On 2007.09.15 01:38:00 -0400, Gregory Maxwell <gmaxwell(a)gmail.com> scribbled 11
lines:
On 9/15/07, Gwern Branwen <gwern0(a)gmail.com>
wrote:
In a very strong sense, we can 'safely'
make no data available.
This is a counter-productive over-statement. It is only true in the
same sort of useless sense that many dramatic maxims are true in...
Dramatic maxims are useful for shock value, which is what is needed here since people seem
to be thinking that we can release vast amounts of data and not worry about abuses at all.
This attitude shocks me a little, since almost by definition this subject involves
releasing even more data than usual, and we've already seen abuses of public data. Not
to mention that you *can't* trust researchers to keep it confidential, any more than
you could anyone else. (Remember the AOL thing? It was one of their researchers who
released it.)
Every bit of data reduces privacy and anonymity; this is a fact of life akin to one-time
pads being unbreakable, or lossless compression being unable to compress some strings, or
collisions for hashes shorter than the input...
I would not characterize it as such had you made any
effort to
concretely connect the background material, interesting as it will be
to those who haven't seen it, to some aspect of our actual situation.
I assume everyone here is intelligent and doesn't need to have things spelled out in
excruciating detail. For example, when I cite a specific Freedom House report, I assume I
don't need to link the specific PDF - everyone here knows how to use Google because
they've successfully subscribed to this list and are reading it.

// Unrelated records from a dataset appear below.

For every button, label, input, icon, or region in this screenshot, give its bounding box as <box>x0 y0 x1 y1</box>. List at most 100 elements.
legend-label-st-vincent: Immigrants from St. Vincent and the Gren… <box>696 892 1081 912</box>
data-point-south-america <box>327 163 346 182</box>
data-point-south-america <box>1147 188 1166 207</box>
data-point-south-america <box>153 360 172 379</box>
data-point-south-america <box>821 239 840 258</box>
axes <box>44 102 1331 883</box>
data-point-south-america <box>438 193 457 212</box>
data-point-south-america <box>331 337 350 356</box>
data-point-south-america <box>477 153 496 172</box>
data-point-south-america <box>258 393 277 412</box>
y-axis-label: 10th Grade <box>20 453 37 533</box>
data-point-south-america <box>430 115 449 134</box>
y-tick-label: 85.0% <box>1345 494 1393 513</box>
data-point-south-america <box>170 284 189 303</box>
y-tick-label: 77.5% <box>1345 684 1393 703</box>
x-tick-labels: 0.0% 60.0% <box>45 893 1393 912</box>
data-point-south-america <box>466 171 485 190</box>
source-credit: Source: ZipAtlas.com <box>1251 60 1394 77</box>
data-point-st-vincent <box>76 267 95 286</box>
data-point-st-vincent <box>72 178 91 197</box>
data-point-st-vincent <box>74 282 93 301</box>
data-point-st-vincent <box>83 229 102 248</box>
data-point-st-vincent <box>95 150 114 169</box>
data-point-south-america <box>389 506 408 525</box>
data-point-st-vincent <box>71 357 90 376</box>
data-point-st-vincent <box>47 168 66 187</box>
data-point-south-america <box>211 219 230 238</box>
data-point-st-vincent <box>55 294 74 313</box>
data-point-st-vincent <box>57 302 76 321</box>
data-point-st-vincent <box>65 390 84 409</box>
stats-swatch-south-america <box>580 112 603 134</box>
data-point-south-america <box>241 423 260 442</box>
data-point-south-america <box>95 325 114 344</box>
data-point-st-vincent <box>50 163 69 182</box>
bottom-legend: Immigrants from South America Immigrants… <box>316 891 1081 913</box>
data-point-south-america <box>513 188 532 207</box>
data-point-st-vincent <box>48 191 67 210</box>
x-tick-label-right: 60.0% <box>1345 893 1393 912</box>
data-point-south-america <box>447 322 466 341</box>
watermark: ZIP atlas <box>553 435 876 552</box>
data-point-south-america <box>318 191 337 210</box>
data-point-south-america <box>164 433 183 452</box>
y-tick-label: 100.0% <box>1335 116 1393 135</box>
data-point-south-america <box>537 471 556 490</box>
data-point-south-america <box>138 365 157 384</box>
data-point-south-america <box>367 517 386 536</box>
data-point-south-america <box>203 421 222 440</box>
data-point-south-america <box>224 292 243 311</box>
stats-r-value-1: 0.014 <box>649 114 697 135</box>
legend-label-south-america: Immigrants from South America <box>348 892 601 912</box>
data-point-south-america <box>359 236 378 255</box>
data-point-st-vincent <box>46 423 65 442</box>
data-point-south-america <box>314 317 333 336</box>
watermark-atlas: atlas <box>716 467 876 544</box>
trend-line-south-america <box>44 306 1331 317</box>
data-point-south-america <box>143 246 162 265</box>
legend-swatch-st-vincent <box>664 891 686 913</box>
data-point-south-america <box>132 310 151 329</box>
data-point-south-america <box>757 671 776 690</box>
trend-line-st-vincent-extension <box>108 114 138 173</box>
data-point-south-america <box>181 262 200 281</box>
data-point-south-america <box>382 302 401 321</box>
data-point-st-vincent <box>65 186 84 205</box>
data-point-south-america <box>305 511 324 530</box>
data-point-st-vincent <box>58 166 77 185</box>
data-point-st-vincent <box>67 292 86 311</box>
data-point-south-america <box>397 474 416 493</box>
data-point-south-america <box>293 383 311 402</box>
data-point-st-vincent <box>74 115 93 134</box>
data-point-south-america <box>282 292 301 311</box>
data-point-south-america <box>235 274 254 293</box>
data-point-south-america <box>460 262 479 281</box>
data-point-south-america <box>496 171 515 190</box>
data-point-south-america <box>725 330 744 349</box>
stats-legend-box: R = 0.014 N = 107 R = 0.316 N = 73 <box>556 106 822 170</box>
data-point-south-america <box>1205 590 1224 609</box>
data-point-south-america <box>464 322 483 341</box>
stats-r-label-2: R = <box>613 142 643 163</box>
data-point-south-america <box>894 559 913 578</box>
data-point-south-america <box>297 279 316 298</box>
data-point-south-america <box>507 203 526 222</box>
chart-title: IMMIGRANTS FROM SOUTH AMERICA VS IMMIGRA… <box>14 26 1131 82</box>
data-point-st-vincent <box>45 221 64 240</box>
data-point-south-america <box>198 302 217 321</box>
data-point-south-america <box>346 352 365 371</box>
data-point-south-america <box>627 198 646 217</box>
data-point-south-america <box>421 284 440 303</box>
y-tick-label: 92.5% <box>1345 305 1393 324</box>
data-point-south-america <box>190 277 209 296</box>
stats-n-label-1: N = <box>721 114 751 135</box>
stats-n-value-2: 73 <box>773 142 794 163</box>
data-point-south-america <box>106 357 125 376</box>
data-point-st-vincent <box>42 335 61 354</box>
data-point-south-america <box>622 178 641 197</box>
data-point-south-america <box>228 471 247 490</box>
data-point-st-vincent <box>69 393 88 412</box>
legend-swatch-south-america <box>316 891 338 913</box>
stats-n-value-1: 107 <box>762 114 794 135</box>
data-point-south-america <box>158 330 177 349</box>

When I cite a research paper showing that database inference attacks are powerful enough
to defeat pseudonymizing and many other schemes, I don't think I should need to
specifically say something rude and blunt; perhaps along the lines of "Oh, and
everyone on the list who has suggested that we could just pseudonymize everything or only
release parts of IP address - they're all incredibly naive fools with no appreciation
for just how hard security is and how much information could be extracted from deceptively
little data, and they really should just shut up and go read _Applied Cryptography_, or a
bunch of Cryptogram backissues* and never again pontificate on security issues involving
real people until they do."
The question here is not whether we can mangle the data so there is no danger of privacy
violations. It exists, it will always exist. The question is, can we reduce that danger to
below the average every-day risks of using the Internet such that our users won't have
any reason to say that our privacy policy is a pack of lies and that the WMF has stabbed
them in the back.
Right now, I'm not convinced it's worth it. Has anyone even said what the
researchers want it for?
--
gwern
SecDef AKR FLAME GEODSS on Blackmednet EODN keebler mines ^X
*or anything, really! I happen to like Bruce Schneier's writings, but there's a
lot of security literature that would make the same point.